The aim of the present paper was to investigate whether endothelial damage influences the vasoconstrictor activity of dihydroergotamine in pithed normotensive rats. Intravenous administration of dihydroergotamine caused a dose-dependent increase in mean arterial blood pressure. Endothelial lesions were produced by a bolus injection of homocysteine (100 mg/kg) or methionine (100 mg/kg every 24 hr for 6 days). In these animals, the resting blood pressure was not influenced, while the dihydroergotamine-induced pressor effect was significantly enhanced with an increase in the maximum effect. Pretreatment of the animals with NG-nitro-L-arginine (10 mg/kg), which inhibits the biosynthesis of the endothelium-derived relaxing factor in endothelial cells, markedly enhanced the pressor response to dihydroergotamine accompanied with an increase in the maximum response. Intravenous administration of NG-nitro-L-arginine alone led to a sustained increase in blood pressure by 19 +/- 4 mm Hg.

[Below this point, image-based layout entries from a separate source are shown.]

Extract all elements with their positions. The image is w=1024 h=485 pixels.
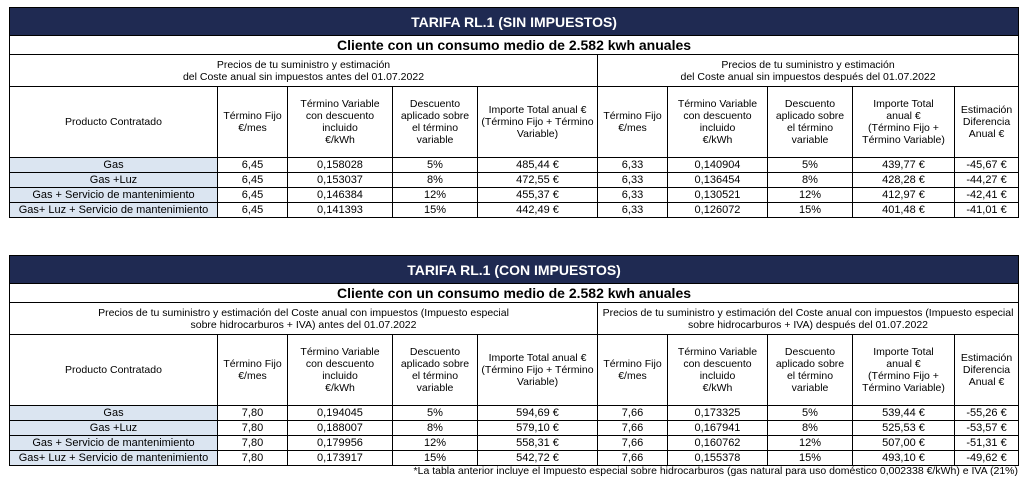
header-fixed-after: Término Fijo €/mes [598,87,668,158]
client-row [10,36,1019,55]
value-cell-disc-b: 12% [393,188,478,203]
header-variable-before: Término Variable con descuento incluido €/kWh [288,87,393,158]
header-variable-after: Término Variable con descuento incluido €/kWh [668,87,768,158]
table-title: TARIFA RL.1 (CON IMPUESTOS) [10,256,1019,284]
header-difference: Estimación Diferencia Anual € [955,87,1019,158]
table-row [10,203,1019,218]
table-row [10,173,1019,188]
value-cell-disc-a: 5% [768,158,853,173]
header-fixed-before: Término Fijo €/mes [218,335,288,406]
value-cell-disc-b: 5% [393,406,478,421]
value-cell-disc-a: 12% [768,188,853,203]
tariff-table-sin-impuestos [9,7,1019,218]
value-cell-var-a: 0,140904 [668,158,768,173]
value-cell-total-a: 439,77 € [853,158,955,173]
value-cell-fixed-a: 7,66 [598,451,668,466]
value-cell-total-b: 442,49 € [478,203,598,218]
value-cell-fixed-b: 7,80 [218,436,288,451]
tariff-table-con-impuestos [9,255,1019,466]
product-cell: Gas +Luz [10,421,218,436]
period-after-label: Precios de tu suministro y estimación del Coste anual sin impuestos después del 01.07.2022 [598,55,1019,87]
value-cell-total-a: 507,00 € [853,436,955,451]
value-cell-disc-b: 12% [393,436,478,451]
value-cell-fixed-b: 7,80 [218,451,288,466]
value-cell-total-a: 525,53 € [853,421,955,436]
value-cell-var-b: 0,141393 [288,203,393,218]
header-total-before: Importe Total anual € (Término Fijo + Término Variable) [478,335,598,406]
period-row [10,55,1019,87]
header-product: Producto Contratado [10,87,218,158]
value-cell-total-b: 579,10 € [478,421,598,436]
value-cell-total-b: 558,31 € [478,436,598,451]
value-cell-total-a: 493,10 € [853,451,955,466]
value-cell-fixed-b: 7,80 [218,421,288,436]
header-variable-before: Término Variable con descuento incluido €/kWh [288,335,393,406]
value-cell-fixed-b: 6,45 [218,158,288,173]
value-cell-diff: -44,27 € [955,173,1019,188]
value-cell-disc-b: 15% [393,203,478,218]
header-total-before: Importe Total anual € (Término Fijo + Término Variable) [478,87,598,158]
header-discount-after: Descuento aplicado sobre el término variable [768,335,853,406]
value-cell-var-b: 0,188007 [288,421,393,436]
value-cell-total-b: 594,69 € [478,406,598,421]
value-cell-var-b: 0,146384 [288,188,393,203]
value-cell-total-b: 485,44 € [478,158,598,173]
value-cell-fixed-a: 7,66 [598,436,668,451]
value-cell-total-a: 412,97 € [853,188,955,203]
table-row [10,421,1019,436]
value-cell-diff: -53,57 € [955,421,1019,436]
value-cell-var-b: 0,194045 [288,406,393,421]
value-cell-var-a: 0,167941 [668,421,768,436]
value-cell-fixed-a: 6,33 [598,173,668,188]
value-cell-total-a: 428,28 € [853,173,955,188]
value-cell-total-b: 455,37 € [478,188,598,203]
value-cell-disc-a: 8% [768,421,853,436]
value-cell-fixed-b: 6,45 [218,173,288,188]
value-cell-diff: -49,62 € [955,451,1019,466]
value-cell-disc-a: 15% [768,451,853,466]
value-cell-fixed-b: 6,45 [218,188,288,203]
value-cell-disc-b: 8% [393,421,478,436]
client-consumption-label: Cliente con un consumo medio de 2.582 kwh anuales [10,284,1019,303]
header-discount-before: Descuento aplicado sobre el término variable [393,87,478,158]
column-header-row [10,87,1019,158]
value-cell-disc-a: 12% [768,436,853,451]
value-cell-diff: -51,31 € [955,436,1019,451]
value-cell-fixed-a: 6,33 [598,188,668,203]
value-cell-fixed-b: 6,45 [218,203,288,218]
value-cell-total-a: 401,48 € [853,203,955,218]
product-cell: Gas + Servicio de mantenimiento [10,188,218,203]
value-cell-diff: -55,26 € [955,406,1019,421]
value-cell-var-a: 0,136454 [668,173,768,188]
table-row [10,406,1019,421]
value-cell-var-a: 0,160762 [668,436,768,451]
product-cell: Gas +Luz [10,173,218,188]
product-cell: Gas [10,406,218,421]
period-before-label: Precios de tu suministro y estimación del Coste anual sin impuestos antes del 01.07.2022 [10,55,598,87]
value-cell-var-b: 0,158028 [288,158,393,173]
value-cell-fixed-a: 7,66 [598,421,668,436]
table-row [10,451,1019,466]
value-cell-disc-a: 5% [768,406,853,421]
value-cell-fixed-a: 6,33 [598,158,668,173]
footnote: *La tabla anterior incluye el Impuesto especial sobre hidrocarburos (gas natural para uso doméstico 0,002338 €/kWh) e IVA (21%) [413,465,1018,477]
header-discount-before: Descuento aplicado sobre el término variable [393,335,478,406]
value-cell-var-a: 0,155378 [668,451,768,466]
product-cell: Gas+ Luz + Servicio de mantenimiento [10,203,218,218]
header-variable-after: Término Variable con descuento incluido €/kWh [668,335,768,406]
period-after-label: Precios de tu suministro y estimación del Coste anual con impuestos (Impuesto especial sobre hidrocarburos + IVA) después del 01.07.2022 [598,303,1019,335]
product-cell: Gas [10,158,218,173]
table-banner [10,8,1019,36]
value-cell-var-a: 0,130521 [668,188,768,203]
value-cell-total-a: 539,44 € [853,406,955,421]
value-cell-disc-a: 8% [768,173,853,188]
value-cell-var-a: 0,126072 [668,203,768,218]
client-consumption-label: Cliente con un consumo medio de 2.582 kwh anuales [10,36,1019,55]
header-product: Producto Contratado [10,335,218,406]
header-discount-after: Descuento aplicado sobre el término variable [768,87,853,158]
value-cell-var-b: 0,179956 [288,436,393,451]
table-row [10,188,1019,203]
header-total-after: Importe Total anual € (Término Fijo + Término Variable) [853,87,955,158]
table-row [10,436,1019,451]
table-banner [10,256,1019,284]
value-cell-disc-b: 5% [393,158,478,173]
period-before-label: Precios de tu suministro y estimación del Coste anual con impuestos (Impuesto especial sobre hidrocarburos + IVA) antes del 01.07.2022 [10,303,598,335]
header-fixed-before: Término Fijo €/mes [218,87,288,158]
value-cell-fixed-a: 6,33 [598,203,668,218]
value-cell-var-b: 0,173917 [288,451,393,466]
column-header-row [10,335,1019,406]
value-cell-var-b: 0,153037 [288,173,393,188]
header-difference: Estimación Diferencia Anual € [955,335,1019,406]
value-cell-disc-a: 15% [768,203,853,218]
header-fixed-after: Término Fijo €/mes [598,335,668,406]
value-cell-diff: -42,41 € [955,188,1019,203]
value-cell-total-b: 472,55 € [478,173,598,188]
value-cell-var-a: 0,173325 [668,406,768,421]
value-cell-fixed-b: 7,80 [218,406,288,421]
table-title: TARIFA RL.1 (SIN IMPUESTOS) [10,8,1019,36]
product-cell: Gas + Servicio de mantenimiento [10,436,218,451]
value-cell-disc-b: 15% [393,451,478,466]
client-row [10,284,1019,303]
value-cell-diff: -45,67 € [955,158,1019,173]
value-cell-total-b: 542,72 € [478,451,598,466]
product-cell: Gas+ Luz + Servicio de mantenimiento [10,451,218,466]
value-cell-fixed-a: 7,66 [598,406,668,421]
value-cell-disc-b: 8% [393,173,478,188]
header-total-after: Importe Total anual € (Término Fijo + Término Variable) [853,335,955,406]
table-row [10,158,1019,173]
value-cell-diff: -41,01 € [955,203,1019,218]
period-row [10,303,1019,335]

In comparative studies with noradrenaline, the dose-response curve for the pressor effect was shifted to the left after pretreatment of the rats with methionine or NG-nitro-L-arginine, whereas the maximum effect remained unchanged. The results suggest that the impaired basal release of the endothelium-derived relaxing factor accounts for the increased vasoconstrictor activity of dihydroergotamine. This might be an explanation for the vasospastic effects of dihydroergotamine in arterial vessels with endothelial damage.